死都死在一堆人的數字之中,毫無存在感。
顧長夏看了一眼天色,此時已經快要接近黎明。
衛靖作為衛家家主,何至于深夜趕路進城。祈禳大典尚還在半月后,他為何如此著急趕路。
衛安寧似明白她的想法,冷哼一聲。
“自我五歲開始,他便從不在白日里見人。”
又諷刺之色極濃地冷笑。
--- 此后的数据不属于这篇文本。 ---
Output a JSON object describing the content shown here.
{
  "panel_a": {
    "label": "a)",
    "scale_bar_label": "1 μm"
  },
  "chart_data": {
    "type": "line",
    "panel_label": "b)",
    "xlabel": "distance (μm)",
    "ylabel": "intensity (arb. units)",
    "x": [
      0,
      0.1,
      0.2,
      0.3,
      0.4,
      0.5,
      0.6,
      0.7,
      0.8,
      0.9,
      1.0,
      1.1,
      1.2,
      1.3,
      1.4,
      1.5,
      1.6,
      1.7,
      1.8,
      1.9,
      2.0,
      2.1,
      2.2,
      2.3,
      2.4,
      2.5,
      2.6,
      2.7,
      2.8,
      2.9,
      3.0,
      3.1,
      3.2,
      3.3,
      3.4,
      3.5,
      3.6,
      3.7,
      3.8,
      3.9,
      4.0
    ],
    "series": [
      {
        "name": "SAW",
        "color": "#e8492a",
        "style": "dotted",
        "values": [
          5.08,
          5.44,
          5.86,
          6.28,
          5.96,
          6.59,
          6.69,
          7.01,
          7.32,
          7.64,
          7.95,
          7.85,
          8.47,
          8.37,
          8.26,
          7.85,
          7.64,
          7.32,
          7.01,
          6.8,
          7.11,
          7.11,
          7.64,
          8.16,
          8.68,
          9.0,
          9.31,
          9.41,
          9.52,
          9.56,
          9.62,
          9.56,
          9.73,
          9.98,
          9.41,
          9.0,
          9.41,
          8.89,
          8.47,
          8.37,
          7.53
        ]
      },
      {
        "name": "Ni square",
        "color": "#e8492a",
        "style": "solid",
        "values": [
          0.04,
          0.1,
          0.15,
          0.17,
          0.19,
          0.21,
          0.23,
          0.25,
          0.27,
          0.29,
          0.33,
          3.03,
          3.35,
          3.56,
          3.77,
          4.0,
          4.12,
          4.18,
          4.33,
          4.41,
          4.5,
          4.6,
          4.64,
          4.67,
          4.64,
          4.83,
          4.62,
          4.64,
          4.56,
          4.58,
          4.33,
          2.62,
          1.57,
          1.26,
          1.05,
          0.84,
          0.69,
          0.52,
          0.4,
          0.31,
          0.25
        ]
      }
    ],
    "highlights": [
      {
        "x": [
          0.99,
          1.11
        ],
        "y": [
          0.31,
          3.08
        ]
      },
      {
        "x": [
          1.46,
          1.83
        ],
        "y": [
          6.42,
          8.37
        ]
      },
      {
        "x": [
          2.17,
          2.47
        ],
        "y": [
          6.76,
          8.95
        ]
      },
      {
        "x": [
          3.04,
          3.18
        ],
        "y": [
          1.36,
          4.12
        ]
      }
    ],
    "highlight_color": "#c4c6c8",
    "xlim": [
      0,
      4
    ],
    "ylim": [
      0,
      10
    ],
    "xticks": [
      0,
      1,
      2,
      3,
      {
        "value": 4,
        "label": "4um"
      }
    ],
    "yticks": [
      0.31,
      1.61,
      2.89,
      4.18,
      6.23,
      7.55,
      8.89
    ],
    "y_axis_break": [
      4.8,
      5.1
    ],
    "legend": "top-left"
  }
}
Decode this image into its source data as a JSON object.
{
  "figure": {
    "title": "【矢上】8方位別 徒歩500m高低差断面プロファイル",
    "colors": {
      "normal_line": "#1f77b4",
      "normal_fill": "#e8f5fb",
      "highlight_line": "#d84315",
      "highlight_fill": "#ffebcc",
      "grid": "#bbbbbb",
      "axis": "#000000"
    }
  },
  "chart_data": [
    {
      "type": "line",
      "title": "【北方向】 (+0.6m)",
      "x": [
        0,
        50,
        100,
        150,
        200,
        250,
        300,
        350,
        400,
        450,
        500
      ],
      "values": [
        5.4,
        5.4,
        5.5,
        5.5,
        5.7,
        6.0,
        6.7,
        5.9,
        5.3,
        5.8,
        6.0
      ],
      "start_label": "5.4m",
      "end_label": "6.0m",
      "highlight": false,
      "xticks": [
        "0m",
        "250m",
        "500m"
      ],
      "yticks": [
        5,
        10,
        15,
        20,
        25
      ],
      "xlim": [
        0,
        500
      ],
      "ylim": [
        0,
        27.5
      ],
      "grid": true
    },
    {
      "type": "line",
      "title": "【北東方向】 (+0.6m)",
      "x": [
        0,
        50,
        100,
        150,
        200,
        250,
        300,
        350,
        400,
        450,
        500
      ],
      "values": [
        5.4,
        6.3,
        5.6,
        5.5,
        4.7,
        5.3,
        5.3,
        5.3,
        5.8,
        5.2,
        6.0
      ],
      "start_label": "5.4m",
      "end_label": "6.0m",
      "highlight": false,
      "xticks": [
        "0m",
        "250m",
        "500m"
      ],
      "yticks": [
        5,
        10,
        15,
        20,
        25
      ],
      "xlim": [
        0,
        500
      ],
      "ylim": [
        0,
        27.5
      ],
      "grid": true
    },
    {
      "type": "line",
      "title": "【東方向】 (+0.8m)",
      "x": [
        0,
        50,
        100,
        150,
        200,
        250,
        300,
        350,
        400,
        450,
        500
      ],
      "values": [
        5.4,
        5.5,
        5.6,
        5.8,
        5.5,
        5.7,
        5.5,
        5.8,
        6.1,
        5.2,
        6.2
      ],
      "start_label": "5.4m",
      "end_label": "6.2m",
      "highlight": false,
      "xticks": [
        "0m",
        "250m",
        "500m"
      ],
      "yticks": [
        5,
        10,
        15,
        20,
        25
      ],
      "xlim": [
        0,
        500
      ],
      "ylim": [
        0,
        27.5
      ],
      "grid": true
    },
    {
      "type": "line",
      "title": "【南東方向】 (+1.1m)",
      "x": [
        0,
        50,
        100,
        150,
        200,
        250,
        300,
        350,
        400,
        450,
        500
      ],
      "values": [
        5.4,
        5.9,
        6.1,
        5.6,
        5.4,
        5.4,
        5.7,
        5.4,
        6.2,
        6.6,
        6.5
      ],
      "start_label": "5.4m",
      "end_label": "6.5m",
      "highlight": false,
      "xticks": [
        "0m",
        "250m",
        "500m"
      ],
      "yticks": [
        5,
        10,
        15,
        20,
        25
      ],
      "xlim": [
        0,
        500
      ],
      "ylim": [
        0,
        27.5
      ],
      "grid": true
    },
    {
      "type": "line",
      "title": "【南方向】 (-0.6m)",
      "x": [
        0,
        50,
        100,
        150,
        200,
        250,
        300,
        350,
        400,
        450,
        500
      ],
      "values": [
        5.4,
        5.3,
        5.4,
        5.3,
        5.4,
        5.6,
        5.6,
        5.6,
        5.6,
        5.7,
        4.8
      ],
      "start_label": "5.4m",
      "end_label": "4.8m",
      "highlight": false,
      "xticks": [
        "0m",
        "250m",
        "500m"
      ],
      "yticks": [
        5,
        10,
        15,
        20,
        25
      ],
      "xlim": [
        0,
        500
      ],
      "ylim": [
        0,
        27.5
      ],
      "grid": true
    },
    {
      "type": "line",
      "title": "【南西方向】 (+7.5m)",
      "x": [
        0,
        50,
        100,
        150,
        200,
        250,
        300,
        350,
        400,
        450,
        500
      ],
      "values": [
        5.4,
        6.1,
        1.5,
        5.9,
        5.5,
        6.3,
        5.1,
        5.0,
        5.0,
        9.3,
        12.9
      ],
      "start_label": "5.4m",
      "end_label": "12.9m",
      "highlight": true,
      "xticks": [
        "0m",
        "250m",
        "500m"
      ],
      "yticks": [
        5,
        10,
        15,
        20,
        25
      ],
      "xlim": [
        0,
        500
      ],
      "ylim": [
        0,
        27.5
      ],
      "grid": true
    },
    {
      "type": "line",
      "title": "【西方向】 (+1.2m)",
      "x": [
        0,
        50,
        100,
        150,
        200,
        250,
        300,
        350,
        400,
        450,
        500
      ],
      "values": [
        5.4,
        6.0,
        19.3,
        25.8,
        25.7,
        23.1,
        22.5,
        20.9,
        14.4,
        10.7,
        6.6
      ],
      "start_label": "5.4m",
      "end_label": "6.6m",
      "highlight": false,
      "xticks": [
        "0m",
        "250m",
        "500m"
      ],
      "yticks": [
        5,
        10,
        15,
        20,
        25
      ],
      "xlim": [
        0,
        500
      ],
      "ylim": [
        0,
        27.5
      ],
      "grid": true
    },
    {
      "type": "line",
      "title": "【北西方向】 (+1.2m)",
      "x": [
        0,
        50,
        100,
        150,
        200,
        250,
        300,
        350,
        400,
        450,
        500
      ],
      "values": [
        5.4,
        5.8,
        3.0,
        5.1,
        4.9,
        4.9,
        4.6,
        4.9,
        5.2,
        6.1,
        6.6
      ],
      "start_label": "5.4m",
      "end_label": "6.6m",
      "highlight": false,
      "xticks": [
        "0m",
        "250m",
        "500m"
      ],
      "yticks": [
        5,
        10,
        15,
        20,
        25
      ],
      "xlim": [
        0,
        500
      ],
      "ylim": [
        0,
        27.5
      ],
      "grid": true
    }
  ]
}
“娘離開家門那一日,他因日光太刺眼而沒送娘出門,呵”
黑暗中,他目光極為專注的掃視她的臉頰。
顧長夏自然知道,原主的模樣跟原主娘一個模子塑出來的,都是絕美女子。
他應當是通過這張臉,懷念起幼年見過的原主娘的模樣。
眼淚水唰地就落下來,在夜色下滴滴晶瑩。
衛安寧背轉身去,好一陣,才回轉過身來。
他面色看著寧靜,目中的仇恨之色卻更濃了。
“他這回過來,竟還帶著他那新夫人,和我那素未謀面的庶妹,一家子其樂融融呵”
仿似無意義的從喉間發出的呵的聲音,似懶得提那些人。
出神了一會,他側臉打量著她模樣。
“我不明白,娘那么好,他怎舍得如此待她”
他垂下臉頰,悲哀之色將他籠罩,不愿意再說下去了。
顧長夏不覺握住他的手。
衛安寧一丁點不領情,恨恨攥她的手,攥得生疼。
“那人就那么好,你就那么喜歡他”
質問的語氣,冰冷極了。
這個他指的肯定是大師兄
這讓她怎么答呢。顧長夏抓抓他手,沒做聲。
衛安寧冷哼一聲。“他若哪天對不起你,我一定殺了他”
這話說得極為堅持。
估計他的確會做得出這種事。畢竟,原書之中為了妹妹,他不惜堵上自己的性命也要殺容飛度報仇。
這小子唉。
顧長夏攥攥他手。“你把我捏疼了”
衛安寧被她氣得不行,畢竟他在這邊這么煽情,她來這么不疼不癢的一句話。
氣過之后,不覺兄長般深深一嘆。
大概覺得做哥哥真的很累的感覺
兩人默坐了一陣,天空氣流激烈,風云狂涌,隨著一聲悶雷。
噼里啪啦的雨點落下來,沒一會就打濕了兩人的臉頰,衣服也星星點點全是雨。
“回去吧。”
衛安寧站起身,手還是緊緊攥住她的。
通過傳遞著體溫的手,他那孤苦無依的心情,似能有所依靠,因而面色漸漸變得溫柔了許多。
雨水嘩啦啦嚇得很大,兩人走得卻很慢。
到了半路。
忽然從身后匆匆飛身上來兩人。
兩人飛向前面,又颯然停下來,轉身不可置信地看著他們。
視線尤其在兩人握住的手流轉一瞬。
慕云朝驚駭之色過后,一種濃重的哀怨之色籠罩了她,她捂住嘴,如一只悲傷的燕子,飛入雨幕之中,沖上了山。